Gard : l’auteur d’un double meurtre en 2017 ne sera jamais jugé

Accusé du meurtre de sa mère et d’une amie de celle-ci en 2017 à Molières-sur-Cèze, à 25 kms au nord d’Alès, il ne sera jamais envoyé devant une cour d’assises. La chambre de l’instruction de la cour d’Appel de Nîmes l’a jugé pénalement irresponsable.
 

Molières-sur-Cèze, le 13 janvier 2017
Molières-sur-Cèze, le 13 janvier 2017 © FTV
Le 13 janvier 2017, il s’était rendu chez sa mère, 86 ans, à Molières-sur-Cèze, à 25 kms au nord d’Alès. Il l’avait alors frappée de plusieurs coups de couteau. Il avait également tuée une amie de la victime, âgée de 76 ans, présente dans l’appartement. L’alerte avait été donnée par une voisine. L’homme, toujours muni de son arme, avait été interpellé juste après par les gendarmes.

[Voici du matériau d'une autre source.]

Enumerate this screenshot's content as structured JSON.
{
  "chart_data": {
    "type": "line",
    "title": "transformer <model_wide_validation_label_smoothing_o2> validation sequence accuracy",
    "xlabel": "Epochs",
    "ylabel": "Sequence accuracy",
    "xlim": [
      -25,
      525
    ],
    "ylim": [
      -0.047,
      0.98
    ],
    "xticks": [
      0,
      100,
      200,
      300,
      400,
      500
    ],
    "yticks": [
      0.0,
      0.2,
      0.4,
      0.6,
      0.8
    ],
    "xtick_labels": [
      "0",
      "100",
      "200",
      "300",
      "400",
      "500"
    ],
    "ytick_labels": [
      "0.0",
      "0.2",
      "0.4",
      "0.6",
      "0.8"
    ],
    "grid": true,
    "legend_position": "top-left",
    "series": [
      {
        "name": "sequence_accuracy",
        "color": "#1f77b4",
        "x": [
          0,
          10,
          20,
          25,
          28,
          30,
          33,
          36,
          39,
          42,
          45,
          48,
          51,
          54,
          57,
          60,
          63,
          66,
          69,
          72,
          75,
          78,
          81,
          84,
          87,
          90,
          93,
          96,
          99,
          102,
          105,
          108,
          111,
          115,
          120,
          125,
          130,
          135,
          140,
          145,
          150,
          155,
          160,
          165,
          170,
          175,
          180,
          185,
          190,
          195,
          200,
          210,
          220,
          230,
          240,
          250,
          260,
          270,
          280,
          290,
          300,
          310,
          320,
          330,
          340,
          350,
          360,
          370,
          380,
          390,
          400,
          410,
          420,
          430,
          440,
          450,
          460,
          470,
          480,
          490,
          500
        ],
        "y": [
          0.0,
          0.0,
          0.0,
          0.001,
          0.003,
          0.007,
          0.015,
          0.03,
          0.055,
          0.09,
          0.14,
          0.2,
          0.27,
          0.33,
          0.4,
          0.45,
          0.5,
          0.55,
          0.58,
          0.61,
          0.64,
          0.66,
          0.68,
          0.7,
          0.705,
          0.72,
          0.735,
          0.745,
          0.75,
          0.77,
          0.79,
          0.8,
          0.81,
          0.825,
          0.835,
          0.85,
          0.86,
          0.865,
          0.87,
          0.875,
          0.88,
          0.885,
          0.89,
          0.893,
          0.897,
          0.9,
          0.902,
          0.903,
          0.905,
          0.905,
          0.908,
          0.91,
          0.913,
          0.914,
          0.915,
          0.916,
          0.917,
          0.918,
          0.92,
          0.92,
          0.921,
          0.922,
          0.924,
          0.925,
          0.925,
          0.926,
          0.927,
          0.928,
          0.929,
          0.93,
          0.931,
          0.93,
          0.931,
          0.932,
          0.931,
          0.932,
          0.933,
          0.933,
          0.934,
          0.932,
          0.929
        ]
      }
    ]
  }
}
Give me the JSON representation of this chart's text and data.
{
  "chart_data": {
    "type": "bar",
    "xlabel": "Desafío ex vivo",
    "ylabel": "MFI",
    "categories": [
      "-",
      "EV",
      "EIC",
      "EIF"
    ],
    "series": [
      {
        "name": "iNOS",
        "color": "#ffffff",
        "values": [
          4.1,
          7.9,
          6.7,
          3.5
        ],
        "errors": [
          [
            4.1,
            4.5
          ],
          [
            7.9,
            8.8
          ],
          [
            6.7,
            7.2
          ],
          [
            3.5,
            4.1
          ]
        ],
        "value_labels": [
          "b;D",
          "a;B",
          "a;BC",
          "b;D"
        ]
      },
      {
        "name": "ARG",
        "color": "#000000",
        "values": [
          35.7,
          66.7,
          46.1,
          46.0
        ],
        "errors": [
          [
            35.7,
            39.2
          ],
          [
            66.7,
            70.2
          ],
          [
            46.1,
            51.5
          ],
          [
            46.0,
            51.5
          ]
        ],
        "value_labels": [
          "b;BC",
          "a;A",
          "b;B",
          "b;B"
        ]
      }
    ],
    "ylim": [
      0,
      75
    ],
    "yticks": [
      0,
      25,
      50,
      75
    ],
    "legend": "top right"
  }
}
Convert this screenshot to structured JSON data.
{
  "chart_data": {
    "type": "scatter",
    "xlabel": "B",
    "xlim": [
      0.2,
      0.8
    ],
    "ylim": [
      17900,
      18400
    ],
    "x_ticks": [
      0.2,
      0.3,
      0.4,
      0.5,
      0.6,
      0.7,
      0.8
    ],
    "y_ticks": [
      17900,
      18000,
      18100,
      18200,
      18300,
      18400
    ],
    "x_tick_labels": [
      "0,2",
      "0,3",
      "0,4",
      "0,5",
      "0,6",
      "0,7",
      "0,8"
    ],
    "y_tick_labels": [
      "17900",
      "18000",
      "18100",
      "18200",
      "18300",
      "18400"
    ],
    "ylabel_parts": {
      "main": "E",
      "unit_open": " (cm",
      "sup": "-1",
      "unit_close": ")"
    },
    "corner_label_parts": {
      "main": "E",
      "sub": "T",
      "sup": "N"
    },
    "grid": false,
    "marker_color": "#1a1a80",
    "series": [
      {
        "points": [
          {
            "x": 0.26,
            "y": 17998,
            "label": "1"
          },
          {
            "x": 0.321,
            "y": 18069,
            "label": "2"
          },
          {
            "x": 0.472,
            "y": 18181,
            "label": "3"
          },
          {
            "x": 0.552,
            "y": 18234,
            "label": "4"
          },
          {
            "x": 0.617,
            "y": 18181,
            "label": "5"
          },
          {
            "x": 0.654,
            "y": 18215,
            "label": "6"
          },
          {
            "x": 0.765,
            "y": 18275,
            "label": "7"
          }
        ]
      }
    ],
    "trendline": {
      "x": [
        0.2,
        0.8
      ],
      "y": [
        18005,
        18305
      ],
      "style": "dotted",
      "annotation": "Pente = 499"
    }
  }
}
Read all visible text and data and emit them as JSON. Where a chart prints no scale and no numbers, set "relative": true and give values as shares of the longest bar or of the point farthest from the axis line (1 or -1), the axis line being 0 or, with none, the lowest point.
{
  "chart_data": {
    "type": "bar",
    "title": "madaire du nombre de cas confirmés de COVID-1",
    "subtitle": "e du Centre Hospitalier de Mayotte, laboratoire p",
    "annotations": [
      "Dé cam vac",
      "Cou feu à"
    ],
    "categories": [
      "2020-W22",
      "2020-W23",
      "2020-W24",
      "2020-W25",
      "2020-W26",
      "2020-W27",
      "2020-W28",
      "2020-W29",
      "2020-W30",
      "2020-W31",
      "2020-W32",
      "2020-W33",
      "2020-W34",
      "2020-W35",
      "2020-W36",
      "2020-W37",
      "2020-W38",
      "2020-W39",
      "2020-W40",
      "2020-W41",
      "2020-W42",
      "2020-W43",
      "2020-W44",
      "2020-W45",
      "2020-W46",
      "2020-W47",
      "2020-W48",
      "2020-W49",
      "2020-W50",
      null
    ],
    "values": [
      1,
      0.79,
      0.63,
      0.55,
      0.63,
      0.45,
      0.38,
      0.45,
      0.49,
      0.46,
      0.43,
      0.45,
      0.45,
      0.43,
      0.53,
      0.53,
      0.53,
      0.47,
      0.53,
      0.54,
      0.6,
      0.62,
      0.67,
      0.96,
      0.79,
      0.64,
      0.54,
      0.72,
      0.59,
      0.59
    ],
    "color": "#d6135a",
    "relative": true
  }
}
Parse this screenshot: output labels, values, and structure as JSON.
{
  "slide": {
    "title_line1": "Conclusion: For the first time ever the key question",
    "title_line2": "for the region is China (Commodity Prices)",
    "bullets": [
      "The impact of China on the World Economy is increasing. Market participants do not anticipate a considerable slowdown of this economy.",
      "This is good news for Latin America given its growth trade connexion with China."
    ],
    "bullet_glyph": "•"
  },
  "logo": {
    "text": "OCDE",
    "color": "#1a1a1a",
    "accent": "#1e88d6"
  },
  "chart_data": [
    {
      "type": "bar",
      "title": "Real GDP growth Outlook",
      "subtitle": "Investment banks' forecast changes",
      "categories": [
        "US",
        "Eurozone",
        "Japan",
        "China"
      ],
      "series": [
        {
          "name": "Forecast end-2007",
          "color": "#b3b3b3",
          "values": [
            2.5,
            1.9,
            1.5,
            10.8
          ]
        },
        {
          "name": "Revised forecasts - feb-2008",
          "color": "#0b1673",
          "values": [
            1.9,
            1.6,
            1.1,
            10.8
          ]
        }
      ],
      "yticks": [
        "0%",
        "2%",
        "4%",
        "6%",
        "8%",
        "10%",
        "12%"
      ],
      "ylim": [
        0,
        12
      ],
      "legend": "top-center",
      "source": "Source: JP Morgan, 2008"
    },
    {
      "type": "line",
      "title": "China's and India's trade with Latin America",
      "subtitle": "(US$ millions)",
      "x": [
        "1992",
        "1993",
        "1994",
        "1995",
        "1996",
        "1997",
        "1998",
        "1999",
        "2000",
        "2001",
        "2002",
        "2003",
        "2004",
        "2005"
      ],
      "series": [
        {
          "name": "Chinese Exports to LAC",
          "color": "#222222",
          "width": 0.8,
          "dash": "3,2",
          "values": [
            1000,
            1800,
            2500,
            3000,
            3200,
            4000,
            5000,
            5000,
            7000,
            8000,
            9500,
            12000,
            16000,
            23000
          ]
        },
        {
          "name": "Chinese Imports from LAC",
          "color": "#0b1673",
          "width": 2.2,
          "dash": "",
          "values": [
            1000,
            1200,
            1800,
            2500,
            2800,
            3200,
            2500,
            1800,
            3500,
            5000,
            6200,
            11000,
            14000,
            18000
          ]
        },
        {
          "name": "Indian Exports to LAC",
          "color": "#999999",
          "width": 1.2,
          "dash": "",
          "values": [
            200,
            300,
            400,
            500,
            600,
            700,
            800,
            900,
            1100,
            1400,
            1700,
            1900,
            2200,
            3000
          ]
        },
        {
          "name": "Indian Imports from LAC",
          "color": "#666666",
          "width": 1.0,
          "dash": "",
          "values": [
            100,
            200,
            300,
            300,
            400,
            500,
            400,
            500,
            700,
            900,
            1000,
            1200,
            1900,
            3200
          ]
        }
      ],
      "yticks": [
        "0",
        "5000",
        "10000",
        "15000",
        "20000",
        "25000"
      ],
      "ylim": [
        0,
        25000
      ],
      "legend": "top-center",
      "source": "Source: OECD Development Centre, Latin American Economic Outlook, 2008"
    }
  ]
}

Placé en garde à vue, il avait été interné dans un service psychiatrique. Déjà connu pour de nombreux troubles du comportement, il ne pourra pas être jugé pour les faits qui lui sont reprochés. L’abolition du discernement a été reconnue après trois expertises psychiatriques  unanimes indique Objectif Gard. Une information que nous a confirmée son avocat.   

Un lourd antécédent psychiatrique

«La décision de la cour d’appel n’est pas une surprise estime son avocat Lionel Marzials. Mon client est sous traitement depuis 1999. Il souffre de schizophrénie et se soigne à l’aide de psychotropes. Il a été hospitalisé sous contrainte à plusieurs reprises. Il a d’ailleurs conscience de sa dangerosité ».
A propos des faits, cet homme, aujourd’hui âgé de 64 ans, explique avoir entendu des voix qui le poussaient au meurtre. « A plusieurs reprises, il est parti pour passer à l’acte. A chaque fois, il a réussi à se contrôler jusqu’à ce jour de 2017. Mais il n’avait aucun mobile, au contraire. Il aimait sa mère ».

 


Les parties civiles ne feront pas appel


L’avocat général ayant requis l’absence de poursuites judiciaires lors de l’audience du mois dernier, le Parquet ne devrait pas faire appel. Les parties civiles non plus.

Me Coralie Gay représente la fille de la deuxième victime, très marquée par le meurtre de sa mère. "Elle éprouve un sentiment d’injustice. Elle aurait souhaité qu’une peine de prison soit prononcée. Mais, à l’écoute des rapports des experts psychiatres, elle comprend les arguments ayant conclu à l’irresponsabilité pénale. Nous ne ferons pas appel".

Incarcéré, il a été libéré ce lundi 18 mai et devrait être hospitalisé jusqu’à la fin de ses jours.